Antes mesmo de qualquer confronto, a narrativa desacelera para apresentar o cenário onde Yuji Itadori e Megumi Fushiguro tentam localizar Kinji Hakari. O veterano feiticeiro passou a comandar um clube de lutas clandestino, frequentado por feiticeiros e por não-feiticeiros que atuam apenas como público. A entrada no local não se dá com golpes ou feitiços, mas com palavras — e elas carregam um peso simbólico enorme.
Ao se aproximarem da arena, Yuji e Megumi são barrados por seguranças que estabelecem as regras do espaço. A mais importante delas ecoa imediatamente na memória de qualquer cinéfilo: “A primeira regra do Clube da Luta é: você não fala sobre o Clube da Luta.” A frase, dita de forma seca e sem ênfase exagerada, funciona como gatilho narrativo e cultural ao mesmo tempo.
O diálogo remete de maneira direta ao filme Clube da Luta, dirigido por David Fincher e lançado em 1999. No longa, a regra é repetida como um mantra por Tyler Durden — personagem interpretado por Brad Pitt — e se tornou uma das falas mais icônicas da história do cinema moderno. Em Jujutsu Kaisen, a frase já existia no mangá de Gege Akutami, mas a adaptação animada reorganiza o tempo da cena, ajusta o silêncio e o enquadramento para que a referência seja absorvida de forma imediata pelo espectador.
Adicione o Portal N10 às suas Fontes Preferidas e acompanhe nosso perfil para receber mais notícias quando o assunto estiver em alta.
Kill Bill last week and Fight Club this week. I love how Gege & Mappa are being obvious with these, embracing them in a way where it’s obvious to us. But it’s still done tastefully enough that the references don’t unnaturally take me out of the scene. 👌🏽#JujutsuKaisen #JJK pic.twitter.com/PnBR6h7nhM
— Shadz (@ShadzMangaOnly) January 29, 2026
Essa não é uma escolha isolada. A temporada vem construindo um padrão claro de diálogo com o cinema de ação e a cultura pop, algo que o próprio estúdio MAPPA já havia explorado em Chainsaw Man. A diferença aqui está no peso simbólico: Clube da Luta não é apenas um filme sobre violência, mas sobre regras, subversão e identidade — temas que conversam diretamente com o conflito interno dos personagens inseridos no Jogo do Abate.
A homenagem ganha ainda mais força por surgir em um arco marcado por disputas de poder, contratos informais e códigos próprios.
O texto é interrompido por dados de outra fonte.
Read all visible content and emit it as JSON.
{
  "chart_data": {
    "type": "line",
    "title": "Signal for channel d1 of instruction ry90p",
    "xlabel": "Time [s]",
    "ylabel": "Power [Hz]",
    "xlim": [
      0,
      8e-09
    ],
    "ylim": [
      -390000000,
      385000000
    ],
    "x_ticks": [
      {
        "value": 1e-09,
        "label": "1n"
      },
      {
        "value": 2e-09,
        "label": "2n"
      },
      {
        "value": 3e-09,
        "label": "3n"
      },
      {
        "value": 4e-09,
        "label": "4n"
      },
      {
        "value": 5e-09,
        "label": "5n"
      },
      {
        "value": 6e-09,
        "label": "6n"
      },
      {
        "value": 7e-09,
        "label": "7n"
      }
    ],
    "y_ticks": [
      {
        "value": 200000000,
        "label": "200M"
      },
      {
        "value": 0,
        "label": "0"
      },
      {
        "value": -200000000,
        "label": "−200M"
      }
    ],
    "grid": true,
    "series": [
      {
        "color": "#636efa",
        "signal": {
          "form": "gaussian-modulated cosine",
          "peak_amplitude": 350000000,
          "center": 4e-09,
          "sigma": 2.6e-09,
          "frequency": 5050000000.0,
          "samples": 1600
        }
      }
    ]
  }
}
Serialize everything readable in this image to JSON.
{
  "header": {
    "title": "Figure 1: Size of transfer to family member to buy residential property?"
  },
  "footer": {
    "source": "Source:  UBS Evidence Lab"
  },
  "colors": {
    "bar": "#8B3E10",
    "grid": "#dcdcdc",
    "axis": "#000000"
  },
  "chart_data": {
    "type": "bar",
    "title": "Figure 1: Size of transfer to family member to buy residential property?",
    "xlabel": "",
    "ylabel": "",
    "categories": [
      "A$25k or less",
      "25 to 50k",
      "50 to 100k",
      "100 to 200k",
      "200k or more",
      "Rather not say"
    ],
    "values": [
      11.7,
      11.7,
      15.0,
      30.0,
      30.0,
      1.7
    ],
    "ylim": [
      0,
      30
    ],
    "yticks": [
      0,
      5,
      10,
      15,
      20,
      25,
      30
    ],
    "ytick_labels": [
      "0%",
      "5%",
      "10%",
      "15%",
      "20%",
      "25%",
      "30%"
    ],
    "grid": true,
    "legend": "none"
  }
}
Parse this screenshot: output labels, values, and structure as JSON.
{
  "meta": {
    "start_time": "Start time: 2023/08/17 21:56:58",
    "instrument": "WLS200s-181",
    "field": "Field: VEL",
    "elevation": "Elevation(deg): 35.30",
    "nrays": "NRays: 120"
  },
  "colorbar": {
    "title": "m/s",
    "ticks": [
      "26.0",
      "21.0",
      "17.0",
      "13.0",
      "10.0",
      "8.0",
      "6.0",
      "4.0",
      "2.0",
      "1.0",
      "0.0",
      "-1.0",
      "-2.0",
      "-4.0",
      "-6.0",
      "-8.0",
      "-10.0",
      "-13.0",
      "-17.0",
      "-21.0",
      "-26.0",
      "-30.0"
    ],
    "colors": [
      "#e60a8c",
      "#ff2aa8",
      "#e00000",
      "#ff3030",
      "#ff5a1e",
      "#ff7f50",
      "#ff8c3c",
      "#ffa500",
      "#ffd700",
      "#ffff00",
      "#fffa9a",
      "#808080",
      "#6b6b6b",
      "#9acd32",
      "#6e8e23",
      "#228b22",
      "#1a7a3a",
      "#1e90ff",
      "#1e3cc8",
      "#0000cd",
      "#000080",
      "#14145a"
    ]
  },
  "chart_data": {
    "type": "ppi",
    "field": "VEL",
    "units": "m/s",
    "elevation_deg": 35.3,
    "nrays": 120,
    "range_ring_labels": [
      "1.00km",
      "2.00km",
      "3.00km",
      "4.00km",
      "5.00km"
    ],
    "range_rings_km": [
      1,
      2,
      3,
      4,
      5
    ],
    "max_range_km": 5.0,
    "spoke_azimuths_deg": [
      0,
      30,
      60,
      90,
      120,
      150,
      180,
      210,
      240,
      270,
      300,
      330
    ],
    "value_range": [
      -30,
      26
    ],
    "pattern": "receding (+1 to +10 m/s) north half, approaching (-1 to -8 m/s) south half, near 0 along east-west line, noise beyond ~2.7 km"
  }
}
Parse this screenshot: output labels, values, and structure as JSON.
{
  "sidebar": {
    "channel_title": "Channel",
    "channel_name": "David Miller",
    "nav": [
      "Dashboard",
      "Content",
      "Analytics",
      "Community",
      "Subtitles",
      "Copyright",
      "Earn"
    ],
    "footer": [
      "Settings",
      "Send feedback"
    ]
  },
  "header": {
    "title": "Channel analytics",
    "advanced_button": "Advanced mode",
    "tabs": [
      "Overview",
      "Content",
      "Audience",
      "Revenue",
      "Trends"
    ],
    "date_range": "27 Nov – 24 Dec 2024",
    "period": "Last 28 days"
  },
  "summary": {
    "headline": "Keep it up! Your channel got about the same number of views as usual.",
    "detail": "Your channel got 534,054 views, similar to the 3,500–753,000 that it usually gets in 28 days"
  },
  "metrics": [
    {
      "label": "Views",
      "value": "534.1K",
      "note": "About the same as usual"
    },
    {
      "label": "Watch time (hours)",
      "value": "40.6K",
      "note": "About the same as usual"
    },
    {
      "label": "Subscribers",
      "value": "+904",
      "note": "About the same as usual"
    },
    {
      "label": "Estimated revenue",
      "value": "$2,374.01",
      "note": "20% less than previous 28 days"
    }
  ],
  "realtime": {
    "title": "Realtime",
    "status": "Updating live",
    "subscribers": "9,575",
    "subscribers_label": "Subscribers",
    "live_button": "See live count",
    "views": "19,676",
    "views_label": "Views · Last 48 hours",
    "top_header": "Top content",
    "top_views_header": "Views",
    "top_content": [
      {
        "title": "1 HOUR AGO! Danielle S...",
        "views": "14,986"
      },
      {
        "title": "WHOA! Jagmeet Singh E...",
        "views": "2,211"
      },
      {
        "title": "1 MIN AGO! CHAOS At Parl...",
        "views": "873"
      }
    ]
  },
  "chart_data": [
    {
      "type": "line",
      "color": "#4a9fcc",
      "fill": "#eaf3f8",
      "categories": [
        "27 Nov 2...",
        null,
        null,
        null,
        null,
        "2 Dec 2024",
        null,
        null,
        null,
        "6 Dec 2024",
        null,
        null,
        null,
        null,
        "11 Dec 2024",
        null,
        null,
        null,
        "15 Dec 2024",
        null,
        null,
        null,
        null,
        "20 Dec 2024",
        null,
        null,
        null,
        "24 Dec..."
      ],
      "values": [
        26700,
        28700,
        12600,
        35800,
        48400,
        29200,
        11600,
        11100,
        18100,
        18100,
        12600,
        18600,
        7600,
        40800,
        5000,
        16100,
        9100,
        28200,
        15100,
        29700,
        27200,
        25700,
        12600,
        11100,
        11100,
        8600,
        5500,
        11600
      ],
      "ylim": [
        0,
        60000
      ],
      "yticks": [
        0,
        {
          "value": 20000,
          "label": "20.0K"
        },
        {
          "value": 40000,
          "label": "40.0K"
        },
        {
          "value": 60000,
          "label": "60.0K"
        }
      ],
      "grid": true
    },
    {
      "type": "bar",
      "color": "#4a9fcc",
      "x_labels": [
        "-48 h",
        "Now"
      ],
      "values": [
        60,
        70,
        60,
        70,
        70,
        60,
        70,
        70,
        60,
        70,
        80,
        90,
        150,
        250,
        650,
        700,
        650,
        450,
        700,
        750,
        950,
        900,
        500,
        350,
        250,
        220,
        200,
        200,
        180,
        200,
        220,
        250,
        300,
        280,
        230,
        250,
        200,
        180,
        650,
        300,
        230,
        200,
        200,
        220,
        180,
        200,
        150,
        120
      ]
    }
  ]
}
O clube de Hakari não é apenas um espaço físico, mas um microcosmo onde regras não escritas definem quem entra, quem luta e quem observa. Ao reutilizar uma das frases mais famosas do cinema, o anime cria uma ponte imediata entre universos distintos, sem parecer gratuito ou forçado.
Para quem chega agora à obra, vale lembrar que Jujutsu Kaisen acompanha a trajetória de Yuji Itadori, um estudante que engole um objeto amaldiçoado para salvar amigos e acaba se tornando o hospedeiro de Ryomen Sukuna, o Rei das Maldições. A partir disso, ele passa a treinar na Escola de Feitiçaria de Tóquio, enquanto enfrenta ameaças sobrenaturais que colocam o mundo em risco.
A terceira temporada está em exibição oficial no Brasil pela plataforma Crunchyroll. Recentemente, o anime também chamou atenção ao dialogar com outro ícone da cultura pop japonesa, quando fez uma homenagem direta a Dragon Ball Z.
Mais do que uma simples piscadela para fãs de cinema, a cena do episódio Paixão reforça a maturidade narrativa do anime. Ao reorganizar referências conhecidas dentro de um contexto próprio, Jujutsu Kaisen prova que entende o peso cultural do que cita — e usa isso para enriquecer sua história, não para distraí-la.